Media90 (media.gatsu90rentcar.com) – Penangkapan ikan menggunakan bom telah mencuat sebagai isu serius dalam sepekan terakhir di perairan Pulau Tabuan, Cukuh Balak, Kabupaten Tanggamus.
Polairud Polres Tanggamus telah intens memantau situasi ini dan berkoordinasi dengan berbagai instansi, termasuk Ditpolair Polda Lampung, Dinas Perikanan, dan Kepolisian Sektor Cukuh Balak.
Kasat Polairud, Iptu Zulkarnaen, mengungkapkan pada Kamis (30/11/2023) bahwa pemantauan terhadap penggunaan bom ikan dan bahan berbahaya lainnya akan ditingkatkan.
Patroli perairan laut sepanjang teluk semangka akan menjadi fokus utama untuk menanggulangi praktik ini.
Tindakan tegas akan diambil terhadap pelanggaran yang ditemukan, sebagai langkah preventif untuk melindungi ekosistem laut.
Dalam himbauannya kepada masyarakat, pihak Polairud menekankan pentingnya menjaga kelestarian laut dan menghindari penggunaan alat tangkap yang merusak lingkungan, termasuk bom ikan dan potasium.
Kesadaran masyarakat merupakan kunci utama dalam upaya pelestarian sumber daya laut.

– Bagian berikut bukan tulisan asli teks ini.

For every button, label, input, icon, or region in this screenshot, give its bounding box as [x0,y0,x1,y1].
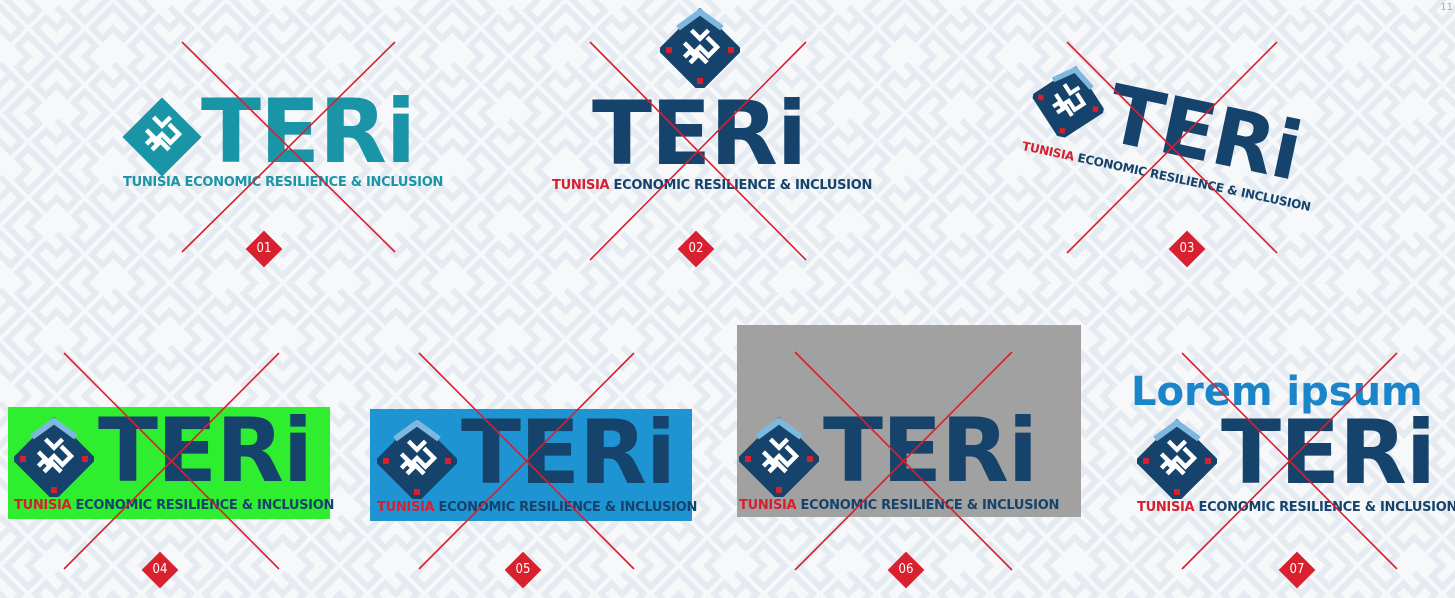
variant-number-badge: 05 [503,550,543,590]
wordmark: TERi [201,80,416,183]
teri-logo: TERi TUNISIA ECONOMIC RESILIENCE & INCLU… [375,401,697,519]
tagline-rest: ECONOMIC RESILIENCE & INCLUSION [180,175,444,190]
tagline-rest: ECONOMIC RESILIENCE & INCLUSION [796,498,1060,513]
variant-03: TERi TUNISIA ECONOMIC RESILIENCE & INCLU… [1020,40,1340,275]
kufic-emblem-icon [739,417,819,497]
badge-number: 04 [152,562,168,577]
variant-02: TERi TUNISIA ECONOMIC RESILIENCE & INCLU… [548,8,872,273]
variant-number-badge: 06 [886,550,926,590]
variant-number-badge: 03 [1167,229,1207,269]
wordmark: TERi [98,399,313,502]
variant-04: TERi TUNISIA ECONOMIC RESILIENCE & INCLU… [0,345,335,595]
badge-number: 01 [256,241,272,256]
kufic-emblem-icon [1026,59,1111,144]
kufic-emblem-icon [122,97,202,177]
tagline-country: TUNISIA [14,498,72,513]
tagline: TUNISIA ECONOMIC RESILIENCE & INCLUSION [377,500,697,515]
tagline-country: TUNISIA [1137,500,1195,515]
tagline-country: TUNISIA [1020,139,1076,164]
tagline-rest: ECONOMIC RESILIENCE & INCLUSION [609,178,873,193]
wordmark: TERi [592,82,807,185]
wordmark: TERi [823,399,1038,502]
variant-number-badge: 01 [244,229,284,269]
wordmark: TERi [461,401,676,504]
tagline: TUNISIA ECONOMIC RESILIENCE & INCLUSION [14,498,334,513]
teri-logo: TERi TUNISIA ECONOMIC RESILIENCE & INCLU… [737,399,1059,517]
teri-logo: TERi TUNISIA ECONOMIC RESILIENCE & INCLU… [1021,55,1335,215]
teri-logo: TERi TUNISIA ECONOMIC RESILIENCE & INCLU… [1137,401,1455,519]
badge-number: 07 [1289,562,1305,577]
tagline: TUNISIA ECONOMIC RESILIENCE & INCLUSION [1137,500,1455,515]
kufic-emblem-icon [14,417,94,497]
tagline: TUNISIA ECONOMIC RESILIENCE & INCLUSION [552,178,872,193]
tagline-country: TUNISIA [123,175,181,190]
page-number: 11 [1440,2,1453,13]
variant-number-badge: 02 [676,229,716,269]
tagline: TUNISIA ECONOMIC RESILIENCE & INCLUSION [739,498,1059,513]
badge-number: 06 [898,562,914,577]
tagline-country: TUNISIA [377,500,435,515]
tagline-rest: ECONOMIC RESILIENCE & INCLUSION [434,500,698,515]
variant-06: TERi TUNISIA ECONOMIC RESILIENCE & INCLU… [735,325,1085,595]
variant-05: TERi TUNISIA ECONOMIC RESILIENCE & INCLU… [365,345,700,595]
variant-number-badge: 07 [1277,550,1317,590]
teri-logo: TERi TUNISIA ECONOMIC RESILIENCE & INCLU… [121,80,443,192]
kufic-emblem-icon [660,8,740,88]
kufic-emblem-icon [1137,419,1217,499]
wordmark: TERi [1221,401,1436,504]
badge-number: 05 [515,562,531,577]
variant-number-badge: 04 [140,550,180,590]
variant-01: TERi TUNISIA ECONOMIC RESILIENCE & INCLU… [115,40,443,270]
tagline-rest: ECONOMIC RESILIENCE & INCLUSION [71,498,335,513]
tagline-country: TUNISIA [552,178,610,193]
tagline: TUNISIA ECONOMIC RESILIENCE & INCLUSION [123,175,443,190]
kufic-emblem-icon [377,419,457,499]
tagline-country: TUNISIA [739,498,797,513]
badge-number: 03 [1179,241,1195,256]
badge-number: 02 [688,241,704,256]
teri-logo: TERi TUNISIA ECONOMIC RESILIENCE & INCLU… [12,399,334,517]
tagline-rest: ECONOMIC RESILIENCE & INCLUSION [1194,500,1455,515]
variant-07: Lorem ipsum TERi TUNISIA ECONOMIC RESILI… [1125,345,1455,595]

Namun, di tengah perhatian terhadap praktik penangkapan ikan yang merusak, muncul pula sorotan terhadap ketimpangan sosial yang dihadapi nelayan tradisional Pulau Tabuan.

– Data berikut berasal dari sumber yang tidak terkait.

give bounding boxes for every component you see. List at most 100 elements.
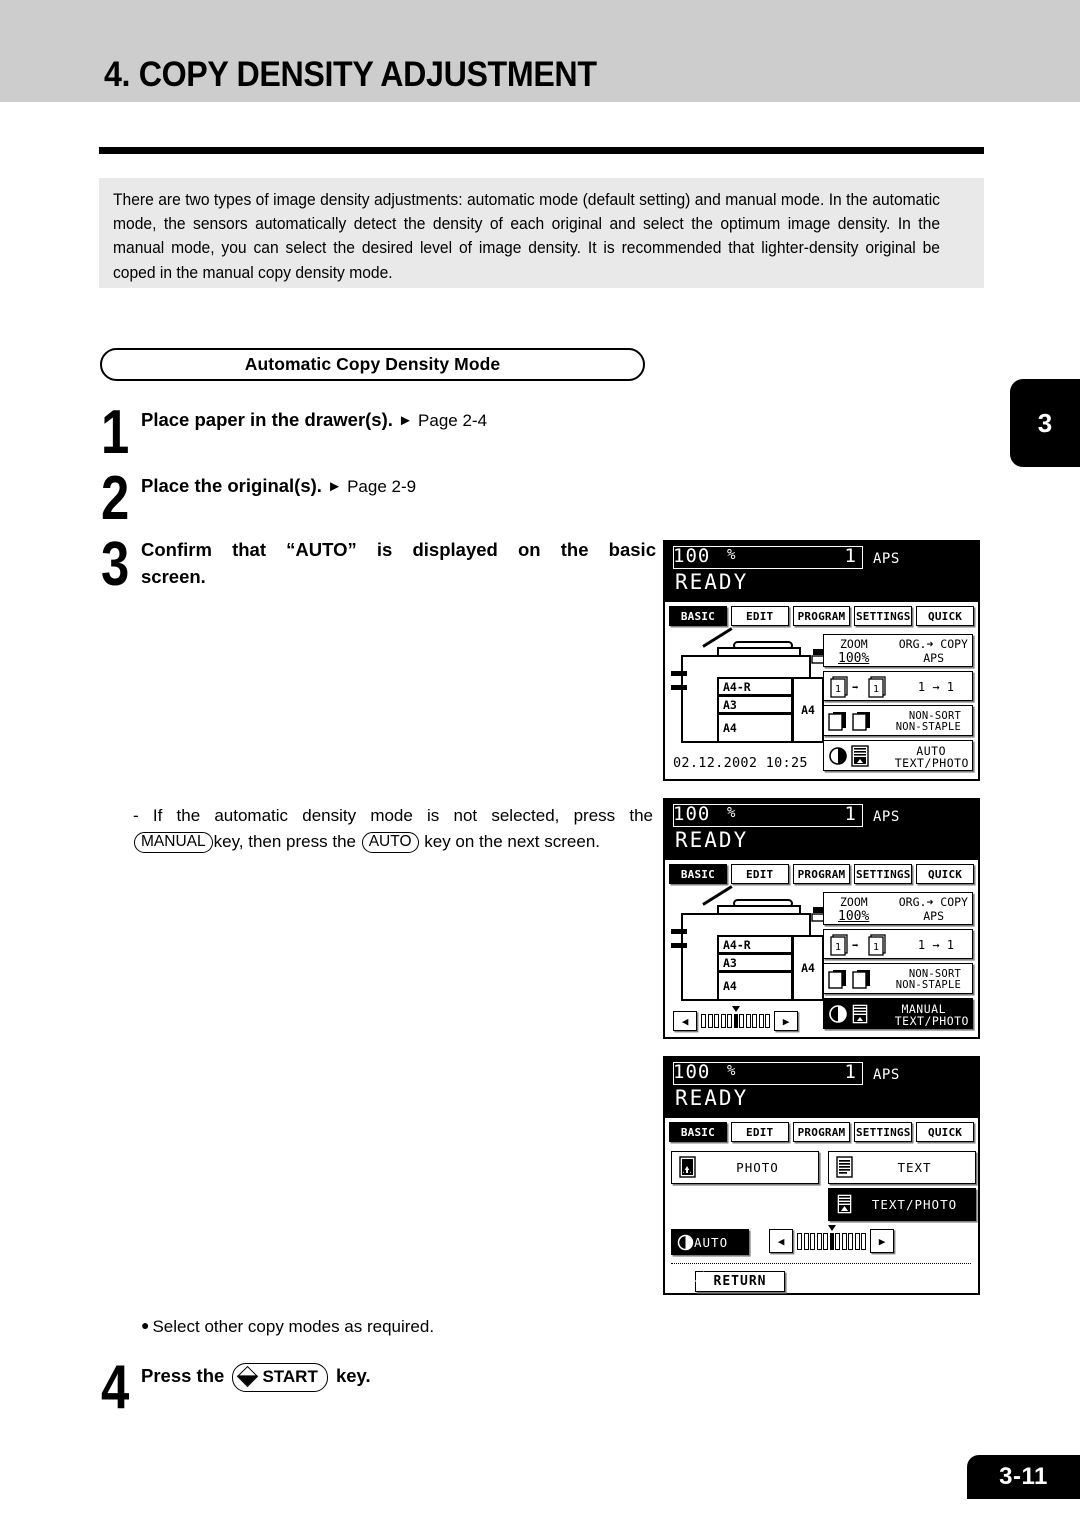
lcd3-tab-basic[interactable]: BASIC xyxy=(669,1122,727,1142)
lcd1-bypass-tray[interactable]: A4 xyxy=(792,677,824,743)
lcd2-drawer-1[interactable]: A4-R xyxy=(717,935,793,954)
lcd2-density-button-selected[interactable]: MANUAL TEXT/PHOTO xyxy=(823,998,973,1029)
lcd2-duplex-arrow-icon: ➡ xyxy=(852,939,859,952)
step-4-text: Press the START key. xyxy=(141,1363,371,1392)
lcd1-zoom-button[interactable]: ZOOM 100% ORG.➜ COPY APS xyxy=(823,634,973,667)
lcd1-tab-settings[interactable]: SETTINGS xyxy=(854,606,913,626)
lcd1-tab-basic[interactable]: BASIC xyxy=(669,606,727,626)
lcd-panel-basic-auto[interactable]: 100 % 1 APS READY BASIC EDIT PROGRAM SET… xyxy=(663,540,980,781)
lcd3-status-header: 100 % 1 APS READY xyxy=(665,1058,978,1118)
lcd3-text-button[interactable]: TEXT xyxy=(828,1151,976,1184)
lcd1-date-time: 02.12.2002 10:25 xyxy=(673,755,808,771)
lcd2-tab-row[interactable]: BASIC EDIT PROGRAM SETTINGS QUICK xyxy=(665,860,978,887)
note-line-1: - If the automatic density mode is not s… xyxy=(133,803,653,829)
lcd1-tab-edit[interactable]: EDIT xyxy=(730,606,789,626)
lcd2-density-increase-button[interactable]: ▶ xyxy=(774,1011,798,1031)
lcd1-auto-density-icon xyxy=(828,746,848,770)
lcd2-duplex-button[interactable]: 1 ➡ 1 1 → 1 xyxy=(823,929,973,959)
lcd2-density-ticks[interactable] xyxy=(701,1006,770,1028)
lcd2-drawer-3[interactable]: A4 xyxy=(717,971,793,1001)
lcd3-density-decrease-button[interactable]: ◀ xyxy=(769,1229,793,1253)
lcd1-finisher-button[interactable]: NON-SORT NON-STAPLE xyxy=(823,705,973,736)
lcd2-status-header: 100 % 1 APS READY xyxy=(665,800,978,860)
svg-text:1: 1 xyxy=(873,942,879,953)
lcd3-tab-settings[interactable]: SETTINGS xyxy=(854,1122,913,1142)
lcd3-density-slider[interactable]: ◀ ▶ xyxy=(769,1224,894,1253)
lcd2-tick-1 xyxy=(701,1014,706,1028)
lcd1-drawer-2[interactable]: A3 xyxy=(717,695,793,714)
lcd2-tab-program[interactable]: PROGRAM xyxy=(792,864,851,884)
lcd1-tab-quick[interactable]: QUICK xyxy=(916,606,974,626)
lcd3-textphoto-button-selected[interactable]: TEXT/PHOTO xyxy=(828,1188,976,1221)
step-1-number: 1 xyxy=(101,398,130,467)
lcd1-machine-arm-icon-2 xyxy=(671,685,687,690)
lcd1-machine-feed-tray-icon xyxy=(702,627,733,648)
lcd3-photo-button[interactable]: PHOTO xyxy=(671,1151,819,1184)
lcd2-tab-basic[interactable]: BASIC xyxy=(669,864,727,884)
lcd2-percent-sign: % xyxy=(727,805,736,821)
lcd1-zoom-value: 100 xyxy=(673,545,711,567)
lcd2-density-slider[interactable]: ◀ ▶ xyxy=(673,1006,798,1031)
lcd2-bypass-tray[interactable]: A4 xyxy=(792,935,824,1001)
lcd2-tick-5 xyxy=(727,1014,732,1028)
lcd3-return-button[interactable]: RETURN xyxy=(695,1271,785,1292)
lcd3-tab-quick[interactable]: QUICK xyxy=(916,1122,974,1142)
lcd1-finisher-line-2: NON-STAPLE xyxy=(895,721,961,733)
start-keycap: START xyxy=(232,1363,328,1392)
lcd2-tick-7 xyxy=(739,1014,744,1028)
lcd2-zoom-button-value: 100% xyxy=(838,909,870,924)
lcd2-option-buttons[interactable]: ZOOM 100% ORG.➜ COPY APS 1 ➡ 1 1 → 1 NON… xyxy=(823,892,973,1033)
lcd1-orgcopy-label: ORG.➜ COPY xyxy=(898,637,968,651)
photo-icon xyxy=(678,1156,697,1179)
lcd-panel-basic-manual[interactable]: 100 % 1 APS READY BASIC EDIT PROGRAM SET… xyxy=(663,798,980,1039)
title-rule xyxy=(99,147,984,154)
lcd1-duplex-button[interactable]: 1 ➡ 1 1 → 1 xyxy=(823,671,973,701)
lcd1-density-button[interactable]: AUTO TEXT/PHOTO xyxy=(823,740,973,771)
lcd2-duplex-src-icon: 1 xyxy=(829,934,851,960)
lcd2-density-decrease-button[interactable]: ◀ xyxy=(673,1011,697,1031)
lcd3-tab-row[interactable]: BASIC EDIT PROGRAM SETTINGS QUICK xyxy=(665,1118,978,1145)
lcd2-finisher-button[interactable]: NON-SORT NON-STAPLE xyxy=(823,963,973,994)
lcd1-drawer-1[interactable]: A4-R xyxy=(717,677,793,696)
lcd2-density-line-2: TEXT/PHOTO xyxy=(894,1014,969,1028)
lcd3-tab-edit[interactable]: EDIT xyxy=(730,1122,789,1142)
lcd3-copy-count: 1 xyxy=(844,1061,856,1083)
lcd2-tick-8 xyxy=(745,1014,751,1028)
text-photo-icon xyxy=(835,1193,854,1216)
lcd1-status-text: READY xyxy=(675,570,749,594)
lcd1-option-buttons[interactable]: ZOOM 100% ORG.➜ COPY APS 1 ➡ 1 1 → 1 NON… xyxy=(823,634,973,775)
chapter-side-tab-number: 3 xyxy=(1037,407,1053,438)
lcd2-tab-settings[interactable]: SETTINGS xyxy=(854,864,913,884)
lcd1-tab-row[interactable]: BASIC EDIT PROGRAM SETTINGS QUICK xyxy=(665,602,978,629)
intro-box: There are two types of image density adj… xyxy=(99,178,984,288)
start-diamond-icon xyxy=(237,1365,259,1388)
lcd1-machine-illustration[interactable]: A4-R A3 A4 A4 xyxy=(671,627,836,748)
lcd2-machine-arm-icon-1 xyxy=(671,929,687,934)
lcd3-slider-pointer-icon xyxy=(827,1224,836,1231)
lcd3-auto-button[interactable]: AUTO xyxy=(671,1229,749,1255)
manual-auto-note: - If the automatic density mode is not s… xyxy=(133,803,653,855)
lcd1-textphoto-icon xyxy=(850,745,870,771)
lcd3-percent-sign: % xyxy=(727,1063,736,1079)
lcd3-density-ticks[interactable] xyxy=(797,1224,866,1250)
lcd1-drawer-3[interactable]: A4 xyxy=(717,713,793,743)
lcd2-orgcopy-value: APS xyxy=(923,909,944,923)
lcd2-zoom-button[interactable]: ZOOM 100% ORG.➜ COPY APS xyxy=(823,892,973,925)
lcd-panel-density-modes[interactable]: 100 % 1 APS READY BASIC EDIT PROGRAM SET… xyxy=(663,1056,980,1295)
lcd2-paper-mode: APS xyxy=(873,809,900,825)
lcd1-duplex-arrow-icon: ➡ xyxy=(852,681,859,694)
lcd3-textphoto-label: TEXT/PHOTO xyxy=(871,1197,958,1212)
lcd2-drawer-2[interactable]: A3 xyxy=(717,953,793,972)
lcd2-zoom-value: 100 xyxy=(673,803,711,825)
lcd3-density-increase-button[interactable]: ▶ xyxy=(870,1229,894,1253)
lcd2-orgcopy-label: ORG.➜ COPY xyxy=(898,895,968,909)
lcd1-tab-program[interactable]: PROGRAM xyxy=(792,606,851,626)
lcd2-tab-quick[interactable]: QUICK xyxy=(916,864,974,884)
lcd3-tick-11 xyxy=(861,1232,866,1250)
lcd2-machine-illustration[interactable]: A4-R A3 A4 A4 xyxy=(671,885,836,1006)
section-heading-label: Automatic Copy Density Mode xyxy=(244,354,501,374)
lcd2-tab-edit[interactable]: EDIT xyxy=(730,864,789,884)
note-dash: - xyxy=(133,806,139,825)
lcd3-tab-program[interactable]: PROGRAM xyxy=(792,1122,851,1142)
lcd3-separator xyxy=(671,1263,971,1264)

Nafian Faiz, Dewan Pembina Pengurus Pusat Kesatuan Nelayan Tradisional Indonesia (DPP-KNTI), menyoroti ketidakmampuan nelayan tradisional bersaing dengan nelayan luar yang menggunakan peralatan modern.

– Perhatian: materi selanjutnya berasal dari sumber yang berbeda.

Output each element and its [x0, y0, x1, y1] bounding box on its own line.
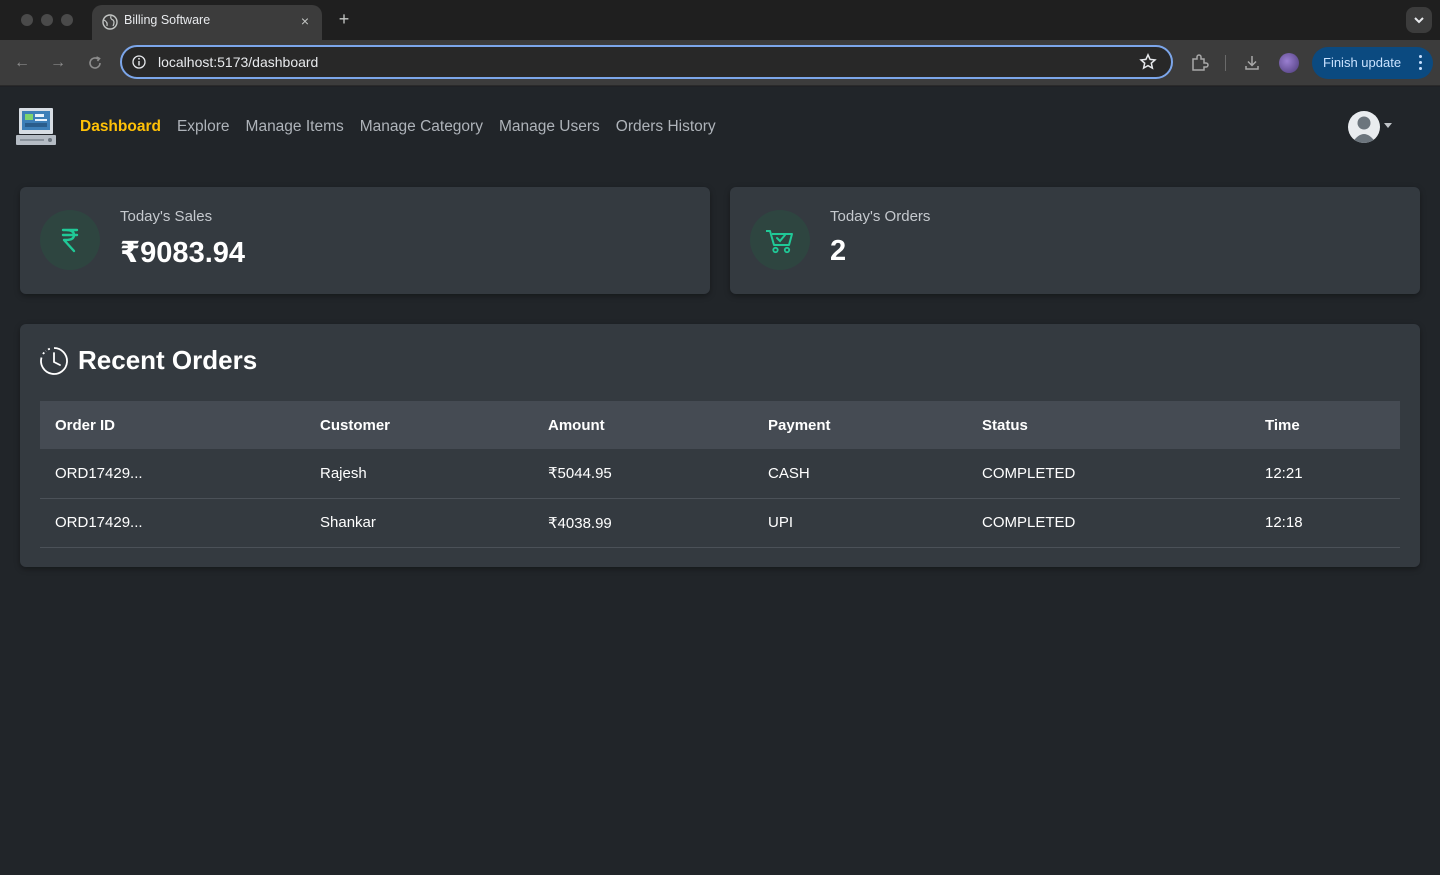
- sales-icon-circle: [40, 210, 100, 270]
- window-zoom-dot[interactable]: [61, 14, 73, 26]
- nav-link-orders-history[interactable]: Orders History: [616, 118, 716, 136]
- todays-sales-card: Today's Sales ₹9083.94: [20, 187, 710, 294]
- browser-tab[interactable]: Billing Software ×: [92, 5, 322, 40]
- tab-close-icon[interactable]: ×: [296, 12, 314, 30]
- table-header-row: Order ID Customer Amount Payment Status …: [40, 401, 1400, 449]
- rupee-icon: [61, 228, 79, 253]
- nav-link-manage-category[interactable]: Manage Category: [360, 118, 483, 136]
- cart-check-icon: [766, 230, 793, 254]
- user-silhouette-icon: [1352, 116, 1376, 143]
- extensions-puzzle-icon[interactable]: [1189, 53, 1209, 73]
- cell-status: COMPLETED: [967, 449, 1250, 499]
- column-header-amount[interactable]: Amount: [533, 401, 753, 449]
- user-menu-caret-icon[interactable]: [1384, 123, 1392, 128]
- finish-update-label: Finish update: [1323, 55, 1402, 70]
- browser-toolbar: ← → localhost:5173/dashboard Finish upda…: [0, 40, 1440, 86]
- tab-title: Billing Software: [124, 13, 211, 27]
- chevron-down-icon: [1414, 17, 1424, 24]
- cell-status: COMPLETED: [967, 498, 1250, 548]
- toolbar-separator: [1225, 55, 1226, 71]
- cell-order-id: ORD17429...: [40, 449, 305, 499]
- cell-amount: ₹4038.99: [533, 498, 753, 548]
- pos-terminal-logo-icon[interactable]: [16, 107, 56, 147]
- site-info-icon[interactable]: [132, 55, 146, 69]
- forward-arrow-icon[interactable]: →: [47, 52, 69, 74]
- window-minimize-dot[interactable]: [41, 14, 53, 26]
- orders-icon-circle: [750, 210, 810, 270]
- bookmark-star-icon[interactable]: [1139, 53, 1157, 71]
- cell-payment: UPI: [753, 498, 967, 548]
- kebab-menu-icon: [1419, 53, 1423, 73]
- globe-icon: [102, 14, 118, 30]
- browser-profile-avatar[interactable]: [1279, 53, 1299, 73]
- new-tab-button[interactable]: +: [334, 9, 354, 29]
- url-text[interactable]: localhost:5173/dashboard: [158, 54, 318, 70]
- cell-time: 12:18: [1250, 498, 1400, 548]
- download-icon[interactable]: [1242, 53, 1262, 73]
- todays-orders-card: Today's Orders 2: [730, 187, 1420, 294]
- finish-update-button[interactable]: Finish update: [1312, 47, 1433, 79]
- app-main: Dashboard Explore Manage Items Manage Ca…: [0, 87, 1440, 875]
- todays-orders-label: Today's Orders: [830, 208, 931, 225]
- back-arrow-icon[interactable]: ←: [11, 52, 33, 74]
- cell-amount: ₹5044.95: [533, 449, 753, 499]
- recent-orders-title: Recent Orders: [78, 345, 258, 375]
- column-header-payment[interactable]: Payment: [753, 401, 967, 449]
- nav-link-manage-items[interactable]: Manage Items: [246, 118, 344, 136]
- browser-tab-bar: Billing Software × +: [0, 0, 1440, 40]
- column-header-order-id[interactable]: Order ID: [40, 401, 305, 449]
- todays-sales-value: ₹9083.94: [120, 237, 246, 269]
- nav-link-dashboard[interactable]: Dashboard: [80, 118, 161, 136]
- todays-sales-label: Today's Sales: [120, 208, 213, 225]
- column-header-customer[interactable]: Customer: [305, 401, 533, 449]
- tab-search-button[interactable]: [1406, 7, 1432, 33]
- address-bar[interactable]: localhost:5173/dashboard: [120, 45, 1173, 79]
- column-header-status[interactable]: Status: [967, 401, 1250, 449]
- cell-customer: Shankar: [305, 498, 533, 548]
- user-avatar[interactable]: [1348, 111, 1380, 143]
- reload-icon[interactable]: [84, 52, 106, 74]
- window-close-dot[interactable]: [21, 14, 33, 26]
- todays-orders-value: 2: [830, 235, 847, 267]
- cell-time: 12:21: [1250, 449, 1400, 499]
- cell-customer: Rajesh: [305, 449, 533, 499]
- cell-payment: CASH: [753, 449, 967, 499]
- recent-orders-table: Order ID Customer Amount Payment Status …: [40, 401, 1400, 548]
- main-nav: Dashboard Explore Manage Items Manage Ca…: [80, 118, 716, 136]
- recent-orders-panel: Recent Orders Order ID Customer Amount P…: [20, 324, 1420, 567]
- cell-order-id: ORD17429...: [40, 498, 305, 548]
- column-header-time[interactable]: Time: [1250, 401, 1400, 449]
- clock-history-icon: [40, 347, 68, 375]
- table-row[interactable]: ORD17429... Shankar ₹4038.99 UPI COMPLET…: [40, 498, 1400, 548]
- nav-link-explore[interactable]: Explore: [177, 118, 230, 136]
- table-row[interactable]: ORD17429... Rajesh ₹5044.95 CASH COMPLET…: [40, 449, 1400, 499]
- nav-link-manage-users[interactable]: Manage Users: [499, 118, 600, 136]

“Ikan di bagian laut tengah dan laut dalam sekitar Pulau Tabuan justru ditangkap oleh nelayan luar pulau, ini membuat mereka frustrasi dan terjebak dengan kegiatan yang justru merugikan diri mereka dan lingkungan,” ujar Nafian Faiz pada Kamis (30/11/2023).
Faiz menegaskan pentingnya campur tangan pemerintah dengan memberikan bantuan sarana tangkap agar nelayan lokal Pulau Tabuan dapat bersaing dan terhindar dari kegiatan penangkapan ikan yang dilarang.
Dukungan pemerintah dalam memberikan pelatihan, peralatan, dan akses pasar menjadi kunci untuk mengatasi ketidaksetaraan ini.
Sanksi hukum juga menjadi faktor penting dalam mengontrol penangkapan ikan yang merusak.
Undang-Undang Nomor 45 Tahun 2009 menyatakan bahwa pelaku penangkapan ikan dengan cara merusak dapat dihukum pidana penjara hingga lima tahun atau denda sebesar Rp2 miliar.
Dengan demikian, selain upaya pencegahan, penegakan hukum yang tegas juga diperlukan untuk melindungi keberlanjutan sumber daya laut dan kesejahteraan nelayan lokal.